Secara nuzuli, tema jihad pada ayat-ayat yang turun di Makkah menggunakan gaya bahasa yang kuat, efektif, variatif dan juga dialogis ketika al-Qur’an Makkiyyah menyingkap prinsip-prinsip dasar ajaran Islam.[18] Pada periode Makkah ini, ayat yang memiliki kata dasar “ja>hada” dan “jahada”, tidak satupun ayat jihad yang menyinggung masalah peperangan, akan tetapi yang disinggung pada periode ini lebih ditekankan dengan jalan berdakwah, yaitu berdialog dengan kaum Quraisy Makkah dengan dialog yang baik sehingga ajaran Islam dapat diterima dengan baik dan benar.
Maka janganlah kamu mengikuti orang-orang kafir, dan berjihadlah terhadap mereka dengan Al Qur’an dengan jihad yang besar.” (Q.S. al-Furqan: 52)
Ibnu Kathir pada ayat periode Makkah ini menafsirkan bahwa dlamir “bihi” tersebut kembali kepada “al-Qur'an” bukan jihad maupun perang, karena nabi Muhammad diutus di muka bumi ini untuk berdakwah dan menyampaikan al-Qur'an kepada umat manusia.[19] Juga, umat Islam pada periode ini masih belum ada yang harus dipertahankan dengan perang, sehingga pemahaman tentang jihad menggunakan pedang pada ayat ini dinilai kurang tepat. Tidak adanya perintah perang pada periode Makkah bukan berarti menjadi pertanda bahwa orang muslim masih dalam keadaan lemah, akan tetapi pada saat itu memang orang muslim masih belum memiliki sesuatu yang harus dibela dengan perang, sehingga tidak diperlukan syariat perang.

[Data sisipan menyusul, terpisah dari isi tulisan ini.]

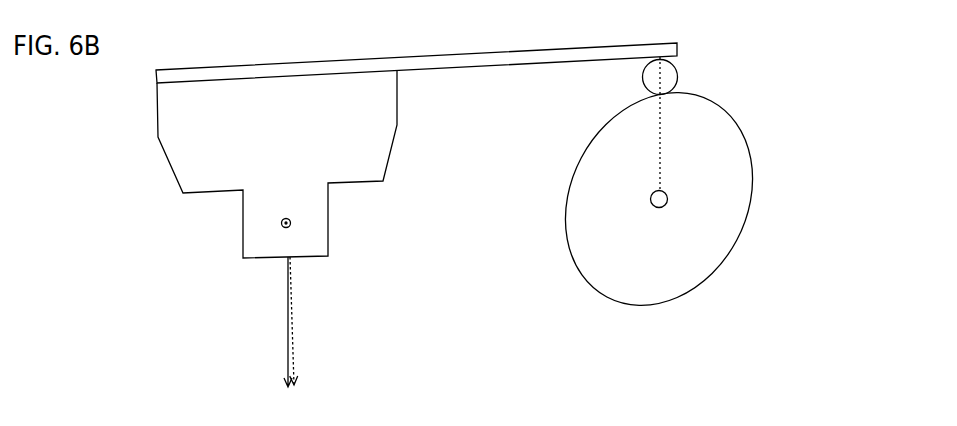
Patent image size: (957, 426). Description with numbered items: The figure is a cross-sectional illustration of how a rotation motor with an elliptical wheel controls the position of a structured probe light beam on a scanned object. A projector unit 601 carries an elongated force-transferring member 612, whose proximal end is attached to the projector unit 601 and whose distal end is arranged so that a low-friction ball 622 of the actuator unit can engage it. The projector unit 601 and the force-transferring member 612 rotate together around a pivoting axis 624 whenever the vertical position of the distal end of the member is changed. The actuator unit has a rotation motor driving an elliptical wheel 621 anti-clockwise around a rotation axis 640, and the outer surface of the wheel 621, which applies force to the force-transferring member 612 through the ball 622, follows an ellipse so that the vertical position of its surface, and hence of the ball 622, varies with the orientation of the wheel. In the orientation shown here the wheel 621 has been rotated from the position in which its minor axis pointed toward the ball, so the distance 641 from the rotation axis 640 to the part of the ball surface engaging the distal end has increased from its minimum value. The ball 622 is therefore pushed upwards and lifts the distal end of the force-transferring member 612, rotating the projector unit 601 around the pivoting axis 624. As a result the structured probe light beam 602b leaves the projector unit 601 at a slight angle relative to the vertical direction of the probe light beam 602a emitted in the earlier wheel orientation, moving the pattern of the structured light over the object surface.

The projector unit 601 is at (155, 154).
The elongated force-transferring member 612 is at (416, 51).
The elliptical wheel 621 is at (557, 239).
The low-friction ball 622 is at (697, 71).
The pivoting axis 624 is at (272, 235).
The rotation axis 640 is at (672, 212).
The distance 641 is at (651, 149).
The structured probe light beam 602a is at (255, 323).
The structured probe light beam 602b is at (331, 321).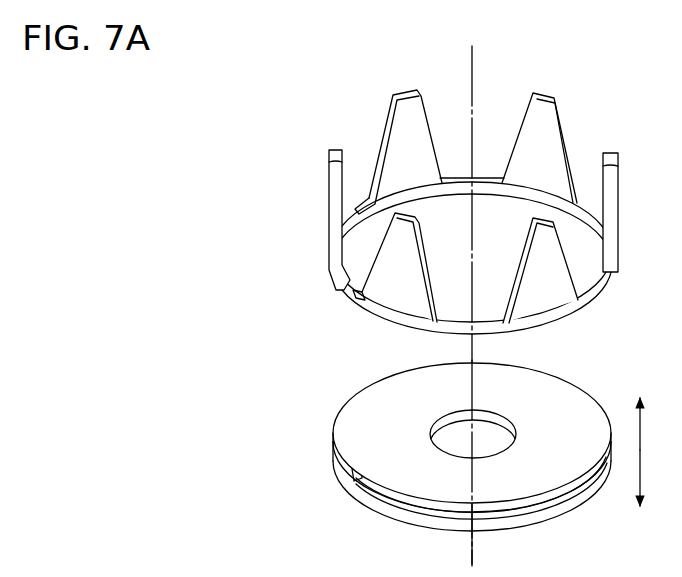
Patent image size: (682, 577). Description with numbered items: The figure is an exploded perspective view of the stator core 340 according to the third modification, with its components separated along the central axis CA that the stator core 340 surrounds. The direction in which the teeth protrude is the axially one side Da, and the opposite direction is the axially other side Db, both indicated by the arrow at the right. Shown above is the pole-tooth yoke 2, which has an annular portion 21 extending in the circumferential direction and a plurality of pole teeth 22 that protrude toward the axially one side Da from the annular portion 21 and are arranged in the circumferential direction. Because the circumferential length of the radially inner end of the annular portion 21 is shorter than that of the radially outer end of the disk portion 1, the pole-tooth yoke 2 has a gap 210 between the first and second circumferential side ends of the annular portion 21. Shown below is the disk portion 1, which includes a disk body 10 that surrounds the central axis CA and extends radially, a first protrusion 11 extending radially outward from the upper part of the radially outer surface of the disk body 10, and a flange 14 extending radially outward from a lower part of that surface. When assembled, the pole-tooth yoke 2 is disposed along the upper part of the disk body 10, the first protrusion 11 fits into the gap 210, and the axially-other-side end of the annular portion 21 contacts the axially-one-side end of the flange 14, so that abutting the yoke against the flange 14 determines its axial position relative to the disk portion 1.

The stator core 340 is at (292, 96).
The pole-tooth yoke 2 is at (268, 115).
The annular portion 21 is at (356, 207).
The pole teeth 22 is at (395, 268).
The gap 210 is at (344, 294).
The disk portion 1 is at (278, 395).
The disk body 10 is at (352, 428).
The first protrusion 11 is at (352, 472).
The flange 14 is at (387, 508).
The central axis CA is at (471, 84).
The axially one side Da is at (641, 408).
The axially other side Db is at (641, 498).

Berbeda halnya dengan ayat yang turun di Madinah. Periode ini adalah dimana setelah Rasulullah berhijrah ke Madinah, ayat al-Qur’an yang mengandung kata dasar جَاھَدَ dan جَھَدَ masih menunjukkan arti kesungguhan, yaitu kesungguhan dalam mempertahankan diri agar tetap berada di jalan Allah.[20] Sebagaimana diketahui dari literatur sejarah, umat Islam Madinah walaupun telah dikatakan jaya pada masa Rasulullah, bukan berarti mereka tanpa rintangan dan gangguan dalam hal beragama.

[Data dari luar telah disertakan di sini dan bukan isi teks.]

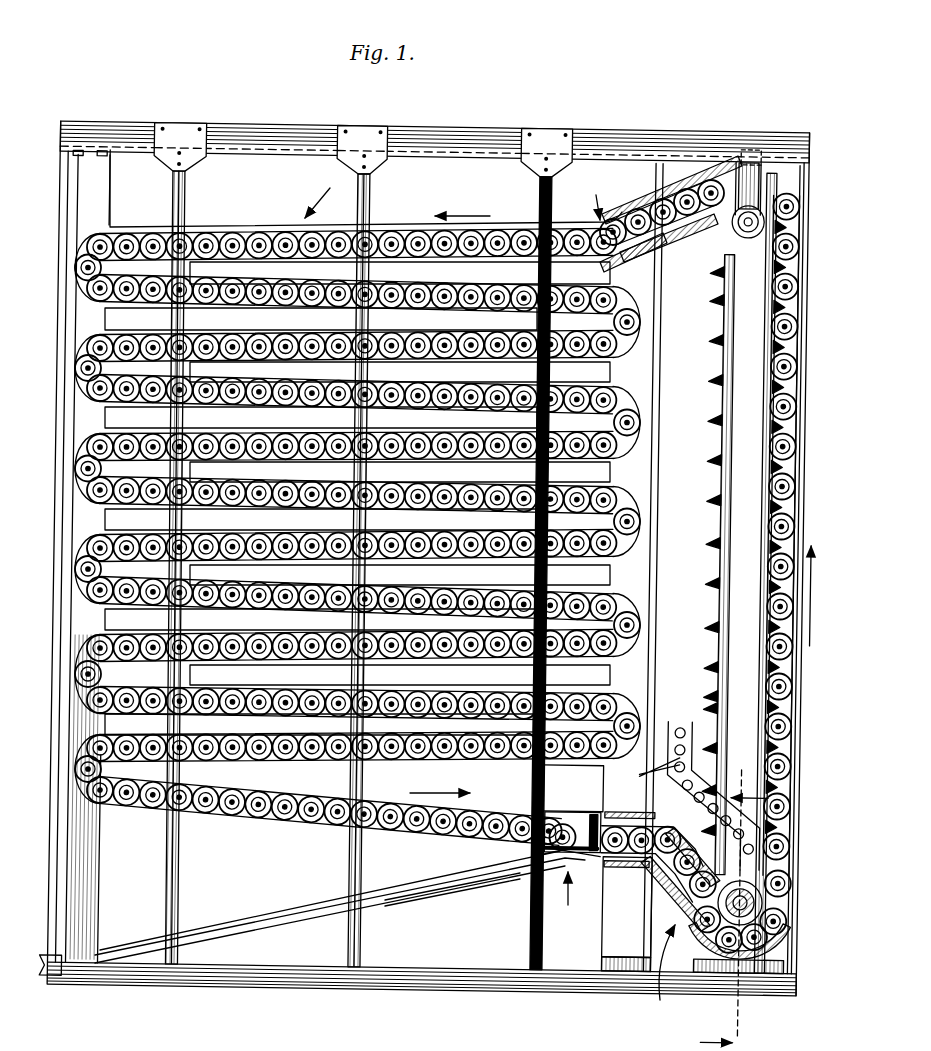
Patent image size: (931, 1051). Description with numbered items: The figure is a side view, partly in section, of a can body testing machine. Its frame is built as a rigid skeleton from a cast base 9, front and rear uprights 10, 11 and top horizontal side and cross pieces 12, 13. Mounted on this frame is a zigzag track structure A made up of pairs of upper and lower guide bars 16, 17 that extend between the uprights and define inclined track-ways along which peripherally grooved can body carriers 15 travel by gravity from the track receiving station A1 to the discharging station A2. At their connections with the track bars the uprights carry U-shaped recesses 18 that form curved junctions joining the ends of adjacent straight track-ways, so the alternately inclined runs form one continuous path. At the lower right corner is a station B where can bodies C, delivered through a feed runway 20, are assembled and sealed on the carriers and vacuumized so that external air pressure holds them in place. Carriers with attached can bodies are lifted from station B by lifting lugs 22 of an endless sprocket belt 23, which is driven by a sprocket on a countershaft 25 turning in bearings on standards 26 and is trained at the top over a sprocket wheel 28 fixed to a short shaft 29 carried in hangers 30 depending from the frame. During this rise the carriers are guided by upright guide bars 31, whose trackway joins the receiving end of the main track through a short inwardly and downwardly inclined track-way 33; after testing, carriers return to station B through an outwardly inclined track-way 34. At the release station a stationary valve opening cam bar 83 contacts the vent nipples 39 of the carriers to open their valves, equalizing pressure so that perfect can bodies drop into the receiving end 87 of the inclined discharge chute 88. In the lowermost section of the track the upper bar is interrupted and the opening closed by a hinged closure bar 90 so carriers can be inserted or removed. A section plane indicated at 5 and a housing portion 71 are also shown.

The section line 5- 5 is at (734, 898).
The cast base 9 is at (450, 993).
The front upright 10 is at (178, 884).
The rear upright 11 is at (95, 222).
The top horizontal side piece 12 is at (445, 135).
The top horizontal cross piece 13 is at (742, 145).
The can body carrier 15 is at (768, 986).
The upper guide bar 16 is at (405, 232).
The lower guide bar 17 is at (475, 262).
The U-shaped recess 18 is at (640, 330).
The feed runway 20 is at (674, 724).
The lifting lug 22 is at (705, 416).
The endless sprocket belt 23 is at (714, 656).
The countershaft 25 is at (727, 936).
The standard 26 is at (770, 960).
The sprocket wheel 28 is at (741, 235).
The short shaft 29 is at (733, 220).
The hanger 30 is at (774, 160).
The upright guide bar 31 is at (768, 700).
The inclined track-way 33 is at (688, 180).
The outwardly inclined track-way 34 is at (694, 834).
The nipple 39 is at (478, 830).
The lower housing 71 is at (666, 902).
The valve opening cam bar 83 is at (578, 822).
The receiving end 87 is at (580, 860).
The discharge chute 88 is at (305, 915).
The closure bar 90 is at (607, 788).
The track structure A is at (316, 199).
The track receiving station A1 is at (587, 202).
The can body discharging station A2 is at (564, 902).
The station B is at (667, 975).
The can body C is at (648, 771).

Pada periode ini Islam sudah terbentuk dalam suatu tatanan yang terorganisir dan rapi, sehingga perlu adanya strategi untuk membela diri demi terwujudnya masyarakat Islam yang aman dan tenteram. Perintah perang itu pun tidak diturunkan secara langsung pada awal periode Madinah, akan tetapi ayat itu turun setelah ada gangguan dari lawan sehingga umat Islam dapat mempertahankan diri dari serangan tersebut.
Di Madinah umat Islam bersandingan dengan kaum yahudi dan orang-orang munafik yang cukup mewarnai kehidupan bermasyarakat pada saat itu, keberadaan orang yahudi dan munafik menjadi cobaan bagi hati mereka untuk tetap mempertahankan keimanan mereka agar tetap kuat dan tidak goyah.

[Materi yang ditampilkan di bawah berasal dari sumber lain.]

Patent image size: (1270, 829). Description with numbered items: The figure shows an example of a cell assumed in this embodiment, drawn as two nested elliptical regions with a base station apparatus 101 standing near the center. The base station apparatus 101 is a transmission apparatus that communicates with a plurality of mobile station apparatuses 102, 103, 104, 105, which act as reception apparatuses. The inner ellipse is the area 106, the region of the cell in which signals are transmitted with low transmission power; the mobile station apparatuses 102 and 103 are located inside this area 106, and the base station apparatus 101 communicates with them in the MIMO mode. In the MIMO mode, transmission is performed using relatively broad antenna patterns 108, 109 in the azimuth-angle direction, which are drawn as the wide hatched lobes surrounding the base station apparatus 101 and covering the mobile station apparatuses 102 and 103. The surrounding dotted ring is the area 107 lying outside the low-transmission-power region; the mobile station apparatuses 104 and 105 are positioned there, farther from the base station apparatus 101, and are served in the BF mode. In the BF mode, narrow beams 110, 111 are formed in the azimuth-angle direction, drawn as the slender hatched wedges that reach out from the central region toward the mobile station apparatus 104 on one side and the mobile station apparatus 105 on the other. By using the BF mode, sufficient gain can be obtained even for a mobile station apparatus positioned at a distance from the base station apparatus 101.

Secara nuzuly al-Qur’an surat al-Ankabut ayat 6, 8 dan 69 terdapat di dalamnya kata جَٰھَدُواْ ,جَٰھَدَا ,جَٰھَدَ dan یُجَٰھِدُ merupakan ayat Madaniyyah yang pertama kali turun. Ayat ini (al-Ankabut: 6) merupakan sebagai motivasi bagi orang Islam pada saat itu, yaitu dengan berjihad mereka akan mendapatkan pahala atas apa yang mereka jihadkan. Jihad yang dimaksud di ayat tersebut adalah berjihad melawan nafsu mereka dengan bersabar dalam melakukan ketaatan dan mencegah diri dari kemaksiatan.[21] Sedangkan al-Ankabut ayat 69 memiliki maksud yang hampir sama dengan al-Ankabut ayat 6. Jihad yang ada pada ayat ini mempunyai makna kesungguhan dalam melaksanakan ketaatan dan menolong agama Allah dan memerangi orang yang memusuhi Allah dengan mendustakan kitab dan rasulnya.
Kata جَٰھَدَا dalam surat al-Ankabut ayat 8 mempunya arti memaksa. Ayat ini berkaitan dengan wajibnya berbuat baik dan taat kepada orang tua, kecuali jika orang tua memaksa melakukan kemusyrikan kepada Allah maka sebagai anak harus tidak menaati perintah itu, karena pada dasarnya tidak ada ketaatan dalam kemaksiatan.[22]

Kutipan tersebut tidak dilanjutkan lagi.